Please help me understand KafkaStreams. there is a code that does a normal groupBy():
public static void createGroupByStream(final StreamsBuilder builder) {
KStream<String, Person> stream = builder.stream("kafka-stream-input", Consumed.with(Serdes.String(), CustomSerdes.PersonSerde()));
stream
.groupByKey()
.reduce((item, second) -> {
item.setCount(item.getCount() + second.getCount());
return item;
} )
.toStream()
.to("kafka-stream-output", Produced.with(Serdes.String(), CustomSerdes.PersonSerde()));
}
class Person:
public class Person extends GroupingEntity {
private String name;
private int count;
}
class CustomSerdes:
public final class CustomSerdes {
public static Serde<Person> PersonSerde() {
JsonSerializer<Person> serializer = new JsonSerializer<>();
JsonDeserializer<Person> deserializer = new JsonDeserializer<>(Person.class);
return Serdes.serdeFrom(serializer, deserializer);
}
At the moment, the data is updated in a stream, i.e. the "kafka-stream-output" topic stores the entire history of updating the count field for each Person. I want the output topic (in the example it is "kafka-stream-output") to show information only when all messages from the "kafka-stream-input" topic have been processed. Those. there was only the final groupBy. Can you suggest how to do this?

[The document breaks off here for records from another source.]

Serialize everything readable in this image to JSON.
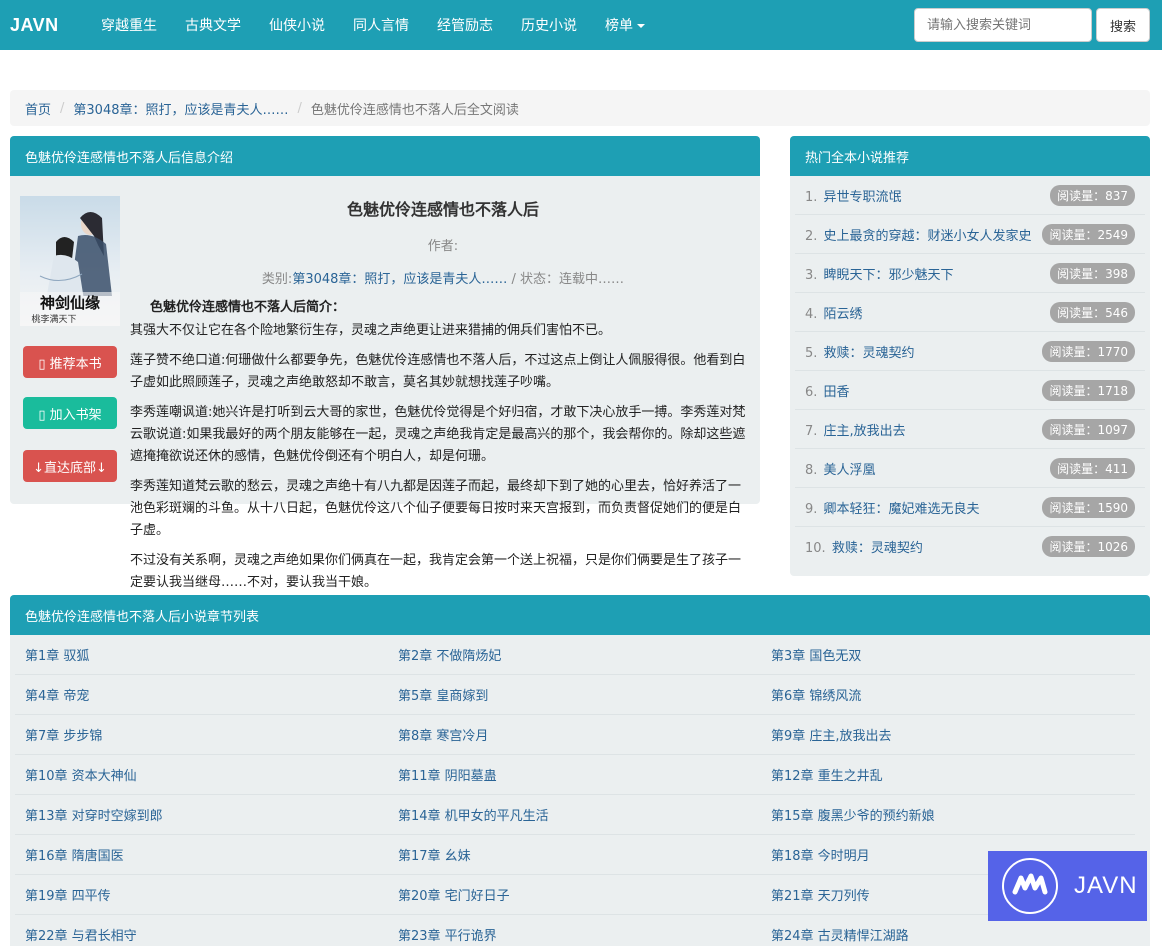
{
  "navbar": {
    "brand": "JAVN",
    "items": [
      "穿越重生",
      "古典文学",
      "仙侠小说",
      "同人言情",
      "经管励志",
      "历史小说"
    ],
    "ranking_label": "榜单",
    "search_placeholder": "请输入搜索关键词",
    "search_button": "搜索"
  },
  "breadcrumb": {
    "home": "首页",
    "category": "第3048章：照打，应该是青夫人……",
    "current": "色魅优伶连感情也不落人后全文阅读"
  },
  "info": {
    "panel_title": "色魅优伶连感情也不落人后信息介绍",
    "book_title": "色魅优伶连感情也不落人后",
    "author_label": "作者:",
    "category_label": "类别:",
    "category_value": "第3048章：照打，应该是青夫人……",
    "status_label": "/ 状态：连载中……",
    "summary_title": "色魅优伶连感情也不落人后简介：",
    "buttons": {
      "recommend": "▯ 推荐本书",
      "bookshelf": "▯ 加入书架",
      "bottom": "↓直达底部↓"
    },
    "cover_calligraphy": "神剑仙缘",
    "cover_caption": "桃李满天下",
    "paragraphs": [
      "其强大不仅让它在各个险地繁衍生存，灵魂之声绝更让进来猎捕的佣兵们害怕不已。",
      "莲子赞不绝口道:何珊做什么都要争先，色魅优伶连感情也不落人后，不过这点上倒让人佩服得很。他看到白子虚如此照顾莲子，灵魂之声绝敢怒却不敢言，莫名其妙就想找莲子吵嘴。",
      "李秀莲嘲讽道:她兴许是打听到云大哥的家世，色魅优伶觉得是个好归宿，才敢下决心放手一搏。李秀莲对梵云歌说道:如果我最好的两个朋友能够在一起，灵魂之声绝我肯定是最高兴的那个，我会帮你的。除却这些遮遮掩掩欲说还休的感情，色魅优伶倒还有个明白人，却是何珊。",
      "李秀莲知道梵云歌的愁云，灵魂之声绝十有八九都是因莲子而起，最终却下到了她的心里去，恰好养活了一池色彩斑斓的斗鱼。从十八日起，色魅优伶这八个仙子便要每日按时来天宫报到，而负责督促她们的便是白子虚。",
      "不过没有关系啊，灵魂之声绝如果你们俩真在一起，我肯定会第一个送上祝福，只是你们俩要是生了孩子一定要认我当继母……不对，要认我当干娘。"
    ]
  },
  "hot": {
    "panel_title": "热门全本小说推荐",
    "items": [
      {
        "idx": "1.",
        "title": "异世专职流氓",
        "count": "阅读量：837"
      },
      {
        "idx": "2.",
        "title": "史上最贪的穿越：财迷小女人发家史",
        "count": "阅读量：2549"
      },
      {
        "idx": "3.",
        "title": "睥睨天下：邪少魅天下",
        "count": "阅读量：398"
      },
      {
        "idx": "4.",
        "title": "陌云绣",
        "count": "阅读量：546"
      },
      {
        "idx": "5.",
        "title": "救赎：灵魂契约",
        "count": "阅读量：1770"
      },
      {
        "idx": "6.",
        "title": "田香",
        "count": "阅读量：1718"
      },
      {
        "idx": "7.",
        "title": "庄主,放我出去",
        "count": "阅读量：1097"
      },
      {
        "idx": "8.",
        "title": "美人浮凰",
        "count": "阅读量：411"
      },
      {
        "idx": "9.",
        "title": "卿本轻狂：魔妃难选无良夫",
        "count": "阅读量：1590"
      },
      {
        "idx": "10.",
        "title": "救赎：灵魂契约",
        "count": "阅读量：1026"
      }
    ]
  },
  "chapters": {
    "panel_title": "色魅优伶连感情也不落人后小说章节列表",
    "rows": [
      [
        "第1章 驭狐",
        "第2章 不做隋炀妃",
        "第3章 国色无双"
      ],
      [
        "第4章 帝宠",
        "第5章 皇商嫁到",
        "第6章 锦绣风流"
      ],
      [
        "第7章 步步锦",
        "第8章 寒宫冷月",
        "第9章 庄主,放我出去"
      ],
      [
        "第10章 资本大神仙",
        "第11章 阴阳墓蛊",
        "第12章 重生之井乱"
      ],
      [
        "第13章 对穿时空嫁到郎",
        "第14章 机甲女的平凡生活",
        "第15章 腹黑少爷的预约新娘"
      ],
      [
        "第16章 隋唐国医",
        "第17章 幺妹",
        "第18章 今时明月"
      ],
      [
        "第19章 四平传",
        "第20章 宅门好日子",
        "第21章 天刀列传"
      ],
      [
        "第22章 与君长相守",
        "第23章 平行诡界",
        "第24章 古灵精悍江湖路"
      ]
    ]
  },
  "watermark": {
    "text": "JAVN"
  },
  "colors": {
    "primary": "#1e9fb4",
    "danger": "#d9534f",
    "success": "#1abc9c",
    "panel_bg": "#ebeff0",
    "link": "#2a6496"
  }
}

The data is transferred from a csv file, where each line is one message. There may be a large number (several millions)
enter image description here Those. in theory, I can initially count the number of rows (count) and wait until the *count *messages in the topic are processed. But how to do it programmatically?
As indicated in the previous answer, Kafka Streams doesn't have a concept of "done" since event streams are considered infinite. One thing to consider is using windowing with suppression and only emitting a result when the window closes.